Morts secondaires
médiasphère, 1963-2022
« La mort d’Édith Piaf a tué Jean Cocteau », titrait le Parisien libéré au lendemain du décès du poète le même jour que celui de la Môme, le 11 octobre 1963. Elles sont légion, ces morts fortuitement synchrones de célébrités, dont l’une est éclipsée par la notoriété médiatique supérieure d’une autre, les transformant en duos de fait, sur un schéma dominant/dominé, qu’ils se soient connus, appréciés ou haïs, totalement méconnus, ou l’un et l’autre, parfois oui, parfois non.
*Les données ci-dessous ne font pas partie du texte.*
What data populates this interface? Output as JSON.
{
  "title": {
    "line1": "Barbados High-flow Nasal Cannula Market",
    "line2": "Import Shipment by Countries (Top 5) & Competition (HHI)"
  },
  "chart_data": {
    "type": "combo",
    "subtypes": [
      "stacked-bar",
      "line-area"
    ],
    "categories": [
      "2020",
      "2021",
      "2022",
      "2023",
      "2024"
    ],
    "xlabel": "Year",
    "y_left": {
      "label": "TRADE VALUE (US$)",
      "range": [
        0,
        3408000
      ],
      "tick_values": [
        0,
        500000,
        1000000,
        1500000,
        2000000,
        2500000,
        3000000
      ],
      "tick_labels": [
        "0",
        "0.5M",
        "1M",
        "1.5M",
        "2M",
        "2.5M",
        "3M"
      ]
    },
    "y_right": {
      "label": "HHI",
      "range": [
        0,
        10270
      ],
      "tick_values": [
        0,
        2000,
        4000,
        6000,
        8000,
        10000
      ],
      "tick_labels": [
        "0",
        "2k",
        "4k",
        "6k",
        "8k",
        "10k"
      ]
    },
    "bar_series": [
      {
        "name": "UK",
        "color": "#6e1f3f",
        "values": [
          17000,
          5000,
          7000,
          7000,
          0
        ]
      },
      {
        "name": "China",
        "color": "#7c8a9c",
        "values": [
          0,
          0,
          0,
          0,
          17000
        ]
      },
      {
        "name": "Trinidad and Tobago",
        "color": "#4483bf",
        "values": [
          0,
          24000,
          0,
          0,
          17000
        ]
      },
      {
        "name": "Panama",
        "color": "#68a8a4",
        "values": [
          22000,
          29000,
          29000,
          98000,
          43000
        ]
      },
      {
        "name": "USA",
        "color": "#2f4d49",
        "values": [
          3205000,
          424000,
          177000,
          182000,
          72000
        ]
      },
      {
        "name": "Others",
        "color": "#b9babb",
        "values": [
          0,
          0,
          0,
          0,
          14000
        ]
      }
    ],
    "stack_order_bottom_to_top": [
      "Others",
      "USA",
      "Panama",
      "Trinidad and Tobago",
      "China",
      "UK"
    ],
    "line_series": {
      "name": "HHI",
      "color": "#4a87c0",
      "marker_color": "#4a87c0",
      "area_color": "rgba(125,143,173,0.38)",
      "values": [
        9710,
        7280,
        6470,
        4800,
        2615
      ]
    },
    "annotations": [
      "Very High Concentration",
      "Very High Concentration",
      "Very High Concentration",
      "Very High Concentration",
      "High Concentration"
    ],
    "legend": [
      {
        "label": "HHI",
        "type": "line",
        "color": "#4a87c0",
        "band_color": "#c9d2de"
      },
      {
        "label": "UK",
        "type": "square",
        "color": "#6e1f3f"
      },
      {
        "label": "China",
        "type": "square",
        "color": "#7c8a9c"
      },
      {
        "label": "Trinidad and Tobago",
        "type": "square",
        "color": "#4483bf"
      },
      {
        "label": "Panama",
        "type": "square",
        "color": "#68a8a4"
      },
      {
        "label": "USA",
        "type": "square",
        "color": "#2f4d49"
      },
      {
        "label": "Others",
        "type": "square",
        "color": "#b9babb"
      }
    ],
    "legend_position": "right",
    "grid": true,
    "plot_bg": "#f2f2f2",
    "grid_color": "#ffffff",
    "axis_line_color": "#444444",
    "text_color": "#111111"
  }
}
Dressons-en une courte liste pour en noter l’ironie dramatique : la jeune violoniste Ginette Neveu périt doublement effacée dans le même crash d’avion en 1949 aux Açores que la star mondiale de boxe et amant de Piaf, Marcel Cerdan ; Mère Teresa, la sainte nobélisée de 87 ans, s’éteint discrètement le 5 septembre 1997, jour où la trentenaire Lady Di s’écrase sous le Pont de l’Alma. Le sex-symbol Farrah Fawcett trépasse le 25 juin 2009 à 52 ans le même jour que Michaël Jackson, 49 ans, sans susciter autant d’émoi. Certains télescopages semblent droit sortis de l’imaginaire dystopique : Aldous Huxley ne fera pas la une le 23 novembre 1963, jour de l’assassinat de JFK. Et que dire de Prokofiev, mort… une heure avant le « petit père des peuples » le 5 mars 1953 ? Certains cas semblent plus équilibrés quand la mort frappe une même catégorie, ici cinématographique : ainsi du match Antonioni/Bergman. Mais défavorable à Hawks contre Chaplin ; très inégal entre deux nonagénaires suisses, Alain Tanner et Jean-Luc Godard en septembre 2022.
Johnny Hallyday
rafla la mise à l’immortel d’Ormesson, qui avait prophétisé dès 2008 :
« Vous savez, c’est très mauvais pour un écrivain de mourir en même temps
que Piaf. » Mourir comme Jules Romain, sans challenger mais le 14 août, veille d’un grand pont, n'est pas mieux.